Le dernier des migrants s’appelle Raymond. La Sierra Leone, son pays d’origine, l’a chassé avec une interminable guerre civile financée par les «diamants de sang». L’implication de Charles Taylor du Libéria, présentement en prison à cause de ses crimes, n’a fait qu’empirer les choses. Un Pays à la dérive qui a forcé Raymond et bien d’autres milliers comme lui, à l’abandonner et à chercher ailleurs le salut. Raymond a 42 ans et depuis ses 14 ans il n’a vu que la guerre qui a duré une quinzaine d’année. De réfugié il s’est transformé en émigré et finalement en «irrégulier». Avec la complicité de l’OIM, Organisation Internationale des Migrations, de présumé «criminel» il a pu accéder au statut de libre migrant renvoyé à domicile. Il s’agit d’une identité qui s’est construite et défaite avec le temps, le sable, les documents et les frontières, fragiles, de l’humaine aventure. Raymond était passé saluer un jour avant son retour au pays natal.

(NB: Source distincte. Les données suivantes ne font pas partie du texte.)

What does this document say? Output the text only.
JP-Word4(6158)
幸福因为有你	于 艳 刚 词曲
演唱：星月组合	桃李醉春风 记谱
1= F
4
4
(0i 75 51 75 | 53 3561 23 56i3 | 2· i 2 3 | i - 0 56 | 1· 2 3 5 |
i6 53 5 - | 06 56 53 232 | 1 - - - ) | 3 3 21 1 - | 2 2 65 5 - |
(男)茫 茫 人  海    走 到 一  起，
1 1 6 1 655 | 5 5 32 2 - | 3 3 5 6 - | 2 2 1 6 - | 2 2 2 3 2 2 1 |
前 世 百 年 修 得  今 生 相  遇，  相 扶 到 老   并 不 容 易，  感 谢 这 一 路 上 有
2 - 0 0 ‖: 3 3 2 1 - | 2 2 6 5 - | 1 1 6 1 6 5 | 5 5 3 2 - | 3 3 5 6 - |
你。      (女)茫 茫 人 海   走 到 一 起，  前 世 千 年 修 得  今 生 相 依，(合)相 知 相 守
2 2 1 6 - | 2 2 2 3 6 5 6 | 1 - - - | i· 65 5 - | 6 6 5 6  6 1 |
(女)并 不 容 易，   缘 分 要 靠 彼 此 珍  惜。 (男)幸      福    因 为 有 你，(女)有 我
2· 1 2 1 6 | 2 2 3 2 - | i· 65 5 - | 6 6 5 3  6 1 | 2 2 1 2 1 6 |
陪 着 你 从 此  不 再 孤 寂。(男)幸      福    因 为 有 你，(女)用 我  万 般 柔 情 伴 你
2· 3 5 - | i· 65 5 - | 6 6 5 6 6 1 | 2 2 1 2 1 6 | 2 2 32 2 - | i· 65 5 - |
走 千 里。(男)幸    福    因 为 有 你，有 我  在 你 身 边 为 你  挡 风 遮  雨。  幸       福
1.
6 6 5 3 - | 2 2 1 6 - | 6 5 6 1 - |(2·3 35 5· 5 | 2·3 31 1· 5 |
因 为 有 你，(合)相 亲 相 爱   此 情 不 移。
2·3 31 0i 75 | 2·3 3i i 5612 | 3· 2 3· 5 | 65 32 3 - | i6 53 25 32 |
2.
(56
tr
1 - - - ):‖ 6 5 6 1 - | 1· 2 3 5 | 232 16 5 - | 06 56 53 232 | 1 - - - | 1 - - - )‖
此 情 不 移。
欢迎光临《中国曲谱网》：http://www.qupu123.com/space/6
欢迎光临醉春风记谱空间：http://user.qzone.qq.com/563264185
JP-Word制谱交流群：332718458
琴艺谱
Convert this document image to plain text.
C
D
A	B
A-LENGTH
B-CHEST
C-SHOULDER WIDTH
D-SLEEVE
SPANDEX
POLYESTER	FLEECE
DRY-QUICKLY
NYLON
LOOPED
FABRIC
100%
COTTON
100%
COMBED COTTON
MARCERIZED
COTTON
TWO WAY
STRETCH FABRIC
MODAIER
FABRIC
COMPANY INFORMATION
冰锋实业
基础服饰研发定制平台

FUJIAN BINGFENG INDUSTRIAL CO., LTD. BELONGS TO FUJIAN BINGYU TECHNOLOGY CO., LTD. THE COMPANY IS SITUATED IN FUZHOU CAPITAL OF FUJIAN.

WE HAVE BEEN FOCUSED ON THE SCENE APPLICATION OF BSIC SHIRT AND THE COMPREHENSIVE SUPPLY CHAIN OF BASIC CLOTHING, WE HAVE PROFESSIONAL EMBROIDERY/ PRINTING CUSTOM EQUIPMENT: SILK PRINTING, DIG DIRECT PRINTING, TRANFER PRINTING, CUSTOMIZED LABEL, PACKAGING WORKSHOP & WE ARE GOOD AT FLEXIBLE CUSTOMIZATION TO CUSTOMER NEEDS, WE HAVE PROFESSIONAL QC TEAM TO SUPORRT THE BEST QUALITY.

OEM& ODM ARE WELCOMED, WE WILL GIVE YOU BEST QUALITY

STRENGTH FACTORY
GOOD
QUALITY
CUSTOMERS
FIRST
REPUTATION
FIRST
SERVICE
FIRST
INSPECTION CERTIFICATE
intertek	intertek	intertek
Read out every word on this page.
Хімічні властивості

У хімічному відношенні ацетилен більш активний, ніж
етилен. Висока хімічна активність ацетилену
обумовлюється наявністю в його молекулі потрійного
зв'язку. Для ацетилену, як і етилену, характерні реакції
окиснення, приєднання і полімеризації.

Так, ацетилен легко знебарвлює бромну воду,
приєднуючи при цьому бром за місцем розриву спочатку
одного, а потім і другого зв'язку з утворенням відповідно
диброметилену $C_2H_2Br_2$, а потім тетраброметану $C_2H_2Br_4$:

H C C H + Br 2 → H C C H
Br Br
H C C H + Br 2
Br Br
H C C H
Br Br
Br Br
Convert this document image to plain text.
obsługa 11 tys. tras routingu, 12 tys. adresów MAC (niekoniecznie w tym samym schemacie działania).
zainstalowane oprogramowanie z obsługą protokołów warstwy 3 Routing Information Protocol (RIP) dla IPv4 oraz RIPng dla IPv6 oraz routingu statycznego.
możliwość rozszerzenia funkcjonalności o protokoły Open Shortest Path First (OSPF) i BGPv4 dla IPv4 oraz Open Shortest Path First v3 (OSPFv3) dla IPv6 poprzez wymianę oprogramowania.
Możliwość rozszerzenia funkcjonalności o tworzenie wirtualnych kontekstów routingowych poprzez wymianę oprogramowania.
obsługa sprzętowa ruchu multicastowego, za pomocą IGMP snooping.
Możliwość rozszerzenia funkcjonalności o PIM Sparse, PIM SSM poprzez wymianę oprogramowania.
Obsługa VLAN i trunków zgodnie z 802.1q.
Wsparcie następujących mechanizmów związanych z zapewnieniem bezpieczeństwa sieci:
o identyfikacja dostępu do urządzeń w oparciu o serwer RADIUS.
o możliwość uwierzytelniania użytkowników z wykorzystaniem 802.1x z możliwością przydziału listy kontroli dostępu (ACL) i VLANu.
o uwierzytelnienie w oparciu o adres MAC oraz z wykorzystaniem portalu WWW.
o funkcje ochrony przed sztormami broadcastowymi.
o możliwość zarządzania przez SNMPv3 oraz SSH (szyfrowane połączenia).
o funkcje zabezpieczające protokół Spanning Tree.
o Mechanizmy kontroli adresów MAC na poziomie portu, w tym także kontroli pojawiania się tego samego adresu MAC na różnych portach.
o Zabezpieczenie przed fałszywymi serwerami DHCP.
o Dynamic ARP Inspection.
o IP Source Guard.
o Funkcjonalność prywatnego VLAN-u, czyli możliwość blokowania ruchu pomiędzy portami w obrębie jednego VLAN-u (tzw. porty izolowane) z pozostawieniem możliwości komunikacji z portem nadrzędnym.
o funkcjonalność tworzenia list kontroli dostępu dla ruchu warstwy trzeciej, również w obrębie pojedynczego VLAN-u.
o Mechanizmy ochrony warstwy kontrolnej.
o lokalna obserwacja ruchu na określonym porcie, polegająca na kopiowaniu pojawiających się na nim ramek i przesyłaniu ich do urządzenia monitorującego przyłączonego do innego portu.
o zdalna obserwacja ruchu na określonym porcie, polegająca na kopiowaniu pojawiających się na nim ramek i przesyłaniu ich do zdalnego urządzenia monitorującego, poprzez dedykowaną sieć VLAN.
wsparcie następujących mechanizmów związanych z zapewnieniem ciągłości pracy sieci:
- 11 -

C’était le mois de juin passé et il avait promis de manière solennelle, devant le Dieu des migrants, qu’il serait resté au pays qu’il avait été obligé de quitter 30 ans auparavant. Raymond n’a pas pu ou voulu résister au chant des sirènes de sable qui, après l’expérience décevante d'Ulysse, ont fait des migrants leur cible privilégié. Personne n’a attaché Raymond à l’arbre du bateau comme Ulysse et ainsi, sans aucune arrière-pensée, Raymond est parti de nouveau.
Il présente sagement le passeport qu’il gardait dans sa poche avec une multitude d’autres feuilles écrites à la main. Adresses, numéros de téléphone, promesse de mariage et un code secret pour retirer l’argent d’un compte en banque qui n’existe pas. Il venait juste de traverser la frontière du Nigeria après avoir passé celle du Bénin, du Togo, du Ghana, de la Cote d’Ivoire et de la Guinée. Tout cela à cause des sirènes de sable qui, évidemment, gardaient des liens avec celles de la mer et aussi celles de la brousse. Une sorte de «multinationale» des sirènes qui, facilité par la globalisation, ont la possibilité de communiquer en temps réel les déplacements des migrants et délocaliser leurs chants. Raymond est resté juste deux mois dans son pays où la paix n’arrive pas à nourrir la dignité et il se plaint de ne pas avoir reçu le fond alloué pour la réinsertion au pays. Ce fond, comme bien d’autres fonds, est alloué et géré par l’OIM, qui s’occupe, entre autres des «libres retours» au pays de migrants bloqués aux frontières par les accords avec l’Europe. Les millions reçus par cette institution onusienne sont utilisés avec une certaine opacité, caractéristique de cette Organisation qui se présente toujours comme porteuse de bienfaisance pour les migrants. Raymond n’a pas hésité un seul instant : il a de nouveau abandonné son pays d’origine, une marâtre qui a trahi et vendu ses enfants depuis des années aux meilleurs acteurs de l’assistance humanitaire.
Juste avant lui, qui cherche une maison sans la trouver, étaient passées trois dames de la RCA. C’était pendant le séminaire sur la démocratie en Afrique, elles arrivent sans avoir aucun mandat renouvelable deux fois. De leur pays, en guerre depuis le dernier coup d’état de 2013, ils ont transité via le Cameroun, le Nigéria pour traverser le Niger jusqu’à Agadez, la nouvelle frontière de l’Europe. Ils n’ont pas pu empêcher, à un jour et demi de voyage d’Agadez, d’être attaquées par des bandits armés qui parlaient arabe et qui les ont volées de leurs avoirs et de ce qu’on ne dit pas en public. Fatima, une de trois femmes dont la fille d’onze ans a dû passer sur le même chemin qu’elles. La petite vit avec sa maman, pour le moment, dans une des gares de la ville, qui ressemblent à un hôtel Radisson Blu des pauvres, avec des douches, des toilettes et des petits matelas d’éponge. Avant de partir, elle a confessé, sous le regard pudique des sirènes de sable, que sa fille s’appelle Maryam, Marie.